Not from Blynken, no, this thought came from deep inside. Was this how Delilah felt, this homing in on a target, waiting for good tone before striking?

“It can’t be a perfect process. What if you bring back a version of her that doesn’t remember you?” Drip, drip, water on rock, was the hope. Now he channeled a bit of Em and a lot of Delilah. The horizon pulsed slower now and the air felt thick, as if it pushed against an obstacle. “But I suppose she’ll be glad to be back, well, glad when she realizes she was gone. Assuming she believes you—how close were you, did you say? Will she believe you?”

“Halane is not the kind of person to doubt.” The weapon steadied. “I can silence you, if you can’t be quiet.”

“But you don’t want to. You need an audience for your big moment. And not just any audience. You want, have always wanted, the Chameleon to see it.”

“You overestimate your importance.” But the weapon wavered just a bit. “You are nothing but an interesting specimen for me to study later, when my work here is done. I thought you might be interested in the process, but if you can’t be silent, I can stun you. Your choice.”

Specimen
. The word chilled but the barrel hadn’t lifted yet. Robert mimed zipping his lips. The small, apparent retreat allowed him to remove one hand from the back of his neck.

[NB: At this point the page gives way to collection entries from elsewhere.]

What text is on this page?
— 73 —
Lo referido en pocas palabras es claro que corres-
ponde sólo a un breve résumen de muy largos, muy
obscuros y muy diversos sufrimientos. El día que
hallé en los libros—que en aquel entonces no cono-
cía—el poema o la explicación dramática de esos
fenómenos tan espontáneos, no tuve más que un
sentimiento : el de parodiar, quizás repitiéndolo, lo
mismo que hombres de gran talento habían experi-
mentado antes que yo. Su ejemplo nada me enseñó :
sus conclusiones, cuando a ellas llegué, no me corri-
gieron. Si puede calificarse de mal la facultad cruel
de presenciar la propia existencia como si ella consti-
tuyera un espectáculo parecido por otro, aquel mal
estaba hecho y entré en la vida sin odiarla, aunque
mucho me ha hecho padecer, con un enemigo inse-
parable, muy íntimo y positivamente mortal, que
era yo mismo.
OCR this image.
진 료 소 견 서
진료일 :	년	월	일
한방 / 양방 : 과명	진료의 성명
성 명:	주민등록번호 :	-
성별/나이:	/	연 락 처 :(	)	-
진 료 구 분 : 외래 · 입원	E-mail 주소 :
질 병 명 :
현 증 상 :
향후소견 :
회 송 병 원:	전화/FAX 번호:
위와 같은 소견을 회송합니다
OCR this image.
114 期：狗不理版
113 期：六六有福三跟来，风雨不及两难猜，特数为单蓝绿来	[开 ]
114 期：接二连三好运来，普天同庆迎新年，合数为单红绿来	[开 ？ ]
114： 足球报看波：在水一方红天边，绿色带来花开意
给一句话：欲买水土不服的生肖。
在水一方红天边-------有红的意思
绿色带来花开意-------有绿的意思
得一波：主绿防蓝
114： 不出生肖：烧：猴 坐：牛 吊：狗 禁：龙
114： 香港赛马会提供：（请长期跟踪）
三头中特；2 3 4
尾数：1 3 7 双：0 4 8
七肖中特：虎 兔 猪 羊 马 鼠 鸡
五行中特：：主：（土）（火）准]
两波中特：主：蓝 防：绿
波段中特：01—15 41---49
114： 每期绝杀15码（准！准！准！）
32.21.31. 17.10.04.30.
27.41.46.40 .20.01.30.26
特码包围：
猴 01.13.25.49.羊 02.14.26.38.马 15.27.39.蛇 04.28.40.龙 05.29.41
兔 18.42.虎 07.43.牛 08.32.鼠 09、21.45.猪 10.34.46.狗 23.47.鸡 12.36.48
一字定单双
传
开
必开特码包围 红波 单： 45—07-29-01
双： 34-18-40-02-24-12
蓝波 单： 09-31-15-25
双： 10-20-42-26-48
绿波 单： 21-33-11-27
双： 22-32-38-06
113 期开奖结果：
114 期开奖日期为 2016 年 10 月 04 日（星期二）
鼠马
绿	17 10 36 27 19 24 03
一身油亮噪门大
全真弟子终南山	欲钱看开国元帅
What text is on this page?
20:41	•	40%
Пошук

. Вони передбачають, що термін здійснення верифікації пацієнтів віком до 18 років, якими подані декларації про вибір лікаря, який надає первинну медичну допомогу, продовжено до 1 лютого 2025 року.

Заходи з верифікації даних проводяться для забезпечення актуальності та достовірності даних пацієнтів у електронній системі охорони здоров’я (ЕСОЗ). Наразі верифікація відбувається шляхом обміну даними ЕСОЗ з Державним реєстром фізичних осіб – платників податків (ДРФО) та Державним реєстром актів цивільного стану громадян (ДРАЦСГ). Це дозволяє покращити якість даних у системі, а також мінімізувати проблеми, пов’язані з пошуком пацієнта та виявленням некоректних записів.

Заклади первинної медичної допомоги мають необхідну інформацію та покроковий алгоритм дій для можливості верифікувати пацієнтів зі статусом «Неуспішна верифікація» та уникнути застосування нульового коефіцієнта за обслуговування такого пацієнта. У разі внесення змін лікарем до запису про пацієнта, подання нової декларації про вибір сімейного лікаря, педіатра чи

“I knew you’d see reason.” Faustus turned his gaze back to the data pad.

Robert lowered his arm to his side. When Faustus didn’t notice, he slipped the weapon out that he’d taken from Smith, and had his hands back behind his head by the time Faustus glanced at him again. Robert felt better with his fingers pressing the weapon to his upper back.

Halane’s image continued to flicker in and out of view, something that appeared to frustrate Faustus. Robert almost spoke, felt a pull back from his Delilah channeling.
Wait for it. Let him feel compelled to fill the silence. He’s less likely to shoot you.
The silence built, grew heavy. Robert felt Faustus’ growing need to fill it. He shifted once and Robert knew he had him.

“It’s quite a complicated process,” Faustus spoke as if Robert had asked. “There are key points in time, and key places where pressure can be applied. It’s taken me several tries to isolate those times, those places.” He paused. “Time to determine the right people to remove.”

The time pins in the alternate reality.

“You can’t imagine my shock when I realized this outpost is like time’s heart, though I’ve never been able to ascertain why or how. The Garradians either did it or realized its potential, and exploited it. Time spins around it, spirals out from it. If I have timed the impact right this time, well,” Faustus smiled down at the pad, his face glowing pale from the dim light, “then time will spin around me.”